Bekanntestes Beispiel: der Nationalsozialismus
Das Kapitel verfemte oder geächtete Kunst wird meist mit dem Nationalsozialismus in Verbindung gebracht. Gerade Künstler des Expressionismus – wie August Macke oder Max Ernst – verhalfen Anfang des 20. Jahrhunderts der bildenden Kunst in Deutschland zu Weltgeltung. Das expressive Gestaltungsprinzip nutzte die auf das Wesentliche konzentrierte Formensprache. Doch gerade diese, in ihrer Art heute als "typisch deutsch" anerkannte künstlerische Ausdrucksform, verleumdeten die Nationalsozialisten als "Verjudung" der deutschen Kunst, sprachen von "Entartung" und verboten sie. Durch staatlich beauftragte Kunstzensoren ordneten sie an, Museen und öffentliche Galerien von solchem "künstlerischen Unrat" zu befreien, in sogenannten "Schandausstellungen" diffamierte man Kunst und Künstler. Ihren Höhepunkt erreichte diese Kulturbarbarei 1937 mit der Ausstellung "Entartete Kunst" in München.
"Die Nazis haben allein aus deutschen Museen und öffentlichen Galerien über 20.000 Kunstwerke als entartet herausgenommen, von etwa 1400 Künstlerinnen und Künstlern. Diese Arbeiten wurden zum geringen Teil international verscherbelt, im wahrsten Sinne des Wortes. Und ein ganz überwiegender Teil muss heute als verschollen beziehungsweise als vernichtet gelten", resümiert Gerhard Schneider. Doch Machthaber, die nach ihrem Gusto darüber entschieden, was die Menschen sehen sollten und was nicht, gab es auch schon früher und gibt es bis heute.
Eingriffe nicht nur in der Diktatur
Die letzten Kunstwerke, die Schneider aufgespürt hat, gehen bis in die Neuzeit zurück. Auch im geteilten Deutschland wurde das Kunstgeschehen weiter politisch beeinflusst. Die non-figurative, also nicht gegenständliche Kunst wurde im Westen gegen den im Osten verordneten "sozialistischen Realismus" instrumentalisiert. Im Osten wiederum sollten die Künstler ihr Schaffen in den Dienst der kommunistischen Ideologie und der Förderung der sozialistischen Gesellschaft stellen. Diejenigen, deren Kunst diesen Normen nicht entsprach, brandmarkte man unter anderem als "Vertreter der im Verfaulen begriffenen Kunst des Kapitalismus".
"Es hat im Osten wie im Westen erhebliche Eingriffe in die Kunstszene gegeben, denn hier stießen zwei Weltanschauungen aufeinander", sagt Gerhard Schneider. "Die Künstler haben sich aber nur in Teilen daran gehalten und haben zum Teil in bewundernswerter Weise ihre Handschriften durchgezogen, bis in die jüngere Zeit hinein.
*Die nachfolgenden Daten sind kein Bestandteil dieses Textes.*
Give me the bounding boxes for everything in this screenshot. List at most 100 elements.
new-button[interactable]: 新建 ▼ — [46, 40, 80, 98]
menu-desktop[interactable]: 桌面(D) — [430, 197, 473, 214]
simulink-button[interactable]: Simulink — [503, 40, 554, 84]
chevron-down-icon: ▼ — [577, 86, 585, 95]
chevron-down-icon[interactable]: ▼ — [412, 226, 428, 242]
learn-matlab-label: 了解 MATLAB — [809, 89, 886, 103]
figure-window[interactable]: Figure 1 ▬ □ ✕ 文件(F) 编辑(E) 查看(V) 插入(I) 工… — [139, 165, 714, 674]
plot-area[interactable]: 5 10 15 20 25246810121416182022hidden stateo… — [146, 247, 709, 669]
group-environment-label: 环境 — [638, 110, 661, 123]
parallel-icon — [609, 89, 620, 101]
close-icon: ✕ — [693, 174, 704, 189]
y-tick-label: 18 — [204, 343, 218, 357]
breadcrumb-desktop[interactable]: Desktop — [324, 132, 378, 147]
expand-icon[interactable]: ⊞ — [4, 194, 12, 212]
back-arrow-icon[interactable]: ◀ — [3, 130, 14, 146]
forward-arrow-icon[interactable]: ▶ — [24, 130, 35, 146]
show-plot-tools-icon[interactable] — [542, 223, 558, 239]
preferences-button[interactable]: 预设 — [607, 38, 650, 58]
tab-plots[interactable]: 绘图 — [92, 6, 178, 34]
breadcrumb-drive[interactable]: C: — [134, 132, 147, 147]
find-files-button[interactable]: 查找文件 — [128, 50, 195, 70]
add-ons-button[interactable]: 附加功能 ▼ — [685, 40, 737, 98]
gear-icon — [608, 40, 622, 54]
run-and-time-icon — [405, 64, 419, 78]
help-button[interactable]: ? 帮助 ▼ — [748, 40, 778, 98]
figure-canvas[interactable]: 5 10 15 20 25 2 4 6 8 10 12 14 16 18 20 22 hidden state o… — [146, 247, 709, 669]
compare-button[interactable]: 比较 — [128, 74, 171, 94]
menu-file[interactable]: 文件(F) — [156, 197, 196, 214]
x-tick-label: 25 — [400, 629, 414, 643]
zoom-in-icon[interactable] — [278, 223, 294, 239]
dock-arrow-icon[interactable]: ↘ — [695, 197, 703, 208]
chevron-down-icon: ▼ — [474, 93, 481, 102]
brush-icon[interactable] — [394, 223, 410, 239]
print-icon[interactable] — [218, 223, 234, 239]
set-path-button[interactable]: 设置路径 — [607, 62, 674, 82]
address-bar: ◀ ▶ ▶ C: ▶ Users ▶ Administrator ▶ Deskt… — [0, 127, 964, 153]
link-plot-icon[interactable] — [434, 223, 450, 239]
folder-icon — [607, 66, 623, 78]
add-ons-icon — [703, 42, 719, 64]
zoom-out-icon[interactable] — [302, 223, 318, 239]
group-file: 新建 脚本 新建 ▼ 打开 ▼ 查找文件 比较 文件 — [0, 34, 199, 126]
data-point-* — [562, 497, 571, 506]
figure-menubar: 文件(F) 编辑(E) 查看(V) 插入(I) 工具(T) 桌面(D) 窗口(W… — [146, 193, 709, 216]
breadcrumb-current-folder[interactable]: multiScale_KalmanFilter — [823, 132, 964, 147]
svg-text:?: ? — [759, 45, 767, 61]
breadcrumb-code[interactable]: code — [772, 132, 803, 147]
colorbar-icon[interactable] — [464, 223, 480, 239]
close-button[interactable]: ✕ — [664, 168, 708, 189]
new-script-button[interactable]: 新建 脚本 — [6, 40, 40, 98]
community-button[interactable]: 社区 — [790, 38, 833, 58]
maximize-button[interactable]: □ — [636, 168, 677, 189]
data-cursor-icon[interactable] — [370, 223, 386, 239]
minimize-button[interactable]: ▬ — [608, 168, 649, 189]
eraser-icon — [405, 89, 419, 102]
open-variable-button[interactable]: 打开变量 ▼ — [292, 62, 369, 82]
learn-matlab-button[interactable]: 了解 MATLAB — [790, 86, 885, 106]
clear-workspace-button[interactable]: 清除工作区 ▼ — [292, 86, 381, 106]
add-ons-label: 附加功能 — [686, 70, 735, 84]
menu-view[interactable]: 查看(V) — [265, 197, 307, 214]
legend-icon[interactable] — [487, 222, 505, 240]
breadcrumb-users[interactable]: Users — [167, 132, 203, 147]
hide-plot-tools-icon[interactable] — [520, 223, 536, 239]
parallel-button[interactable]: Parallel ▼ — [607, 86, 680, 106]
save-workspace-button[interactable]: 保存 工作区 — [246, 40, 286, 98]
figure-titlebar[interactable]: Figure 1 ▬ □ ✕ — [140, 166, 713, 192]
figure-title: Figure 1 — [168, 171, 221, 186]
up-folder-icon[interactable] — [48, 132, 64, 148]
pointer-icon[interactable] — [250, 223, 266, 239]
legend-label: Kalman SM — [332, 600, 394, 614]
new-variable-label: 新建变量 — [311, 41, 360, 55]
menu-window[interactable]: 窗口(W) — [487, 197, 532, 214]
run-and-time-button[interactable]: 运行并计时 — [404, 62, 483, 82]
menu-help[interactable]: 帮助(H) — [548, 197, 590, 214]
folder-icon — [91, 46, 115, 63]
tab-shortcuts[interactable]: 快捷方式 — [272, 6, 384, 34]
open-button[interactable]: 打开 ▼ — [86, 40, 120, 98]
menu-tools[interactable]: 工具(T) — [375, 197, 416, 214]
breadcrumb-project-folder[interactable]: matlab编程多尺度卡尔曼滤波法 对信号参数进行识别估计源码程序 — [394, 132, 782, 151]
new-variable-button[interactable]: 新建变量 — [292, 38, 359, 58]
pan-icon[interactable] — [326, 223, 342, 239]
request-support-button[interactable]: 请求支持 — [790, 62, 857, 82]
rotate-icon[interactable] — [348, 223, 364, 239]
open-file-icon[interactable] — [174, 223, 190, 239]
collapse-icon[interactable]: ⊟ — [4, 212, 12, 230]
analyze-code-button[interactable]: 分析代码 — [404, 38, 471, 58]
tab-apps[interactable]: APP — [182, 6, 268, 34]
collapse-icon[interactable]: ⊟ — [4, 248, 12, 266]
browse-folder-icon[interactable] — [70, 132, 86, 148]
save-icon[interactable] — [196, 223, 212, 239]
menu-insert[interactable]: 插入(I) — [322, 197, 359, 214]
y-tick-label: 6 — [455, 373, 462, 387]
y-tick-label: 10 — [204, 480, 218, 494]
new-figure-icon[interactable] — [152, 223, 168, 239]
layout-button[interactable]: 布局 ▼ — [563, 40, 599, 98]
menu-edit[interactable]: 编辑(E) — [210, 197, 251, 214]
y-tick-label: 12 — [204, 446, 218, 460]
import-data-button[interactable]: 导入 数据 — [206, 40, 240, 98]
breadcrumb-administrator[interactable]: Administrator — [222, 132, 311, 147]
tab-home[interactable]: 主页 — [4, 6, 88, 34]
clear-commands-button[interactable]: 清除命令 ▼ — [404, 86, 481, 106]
Wie zum Beispiel die Künstler Irmgart Wessel-Zumloh oder Wilhelm von Hillern-Flinsch."
Das Aufspüren von verfemten Kunstwerken ist für Gerhard Schneider längst zur Lebensaufgabe geworden. Eine Jagd, die das Ziel hat, diese Kunstwerke für nachfolgende Generationen zu bewahren und zu zeigen. Ende Januar nun erfüllt sich für Gerhard Schneider ein Lebenstraum. Mit finanzieller Unterstützung des Landschaftsverbandes Rheinland wird Ende des Monats das "Zentrum für verfemte Künste" in Solingen eröffnet.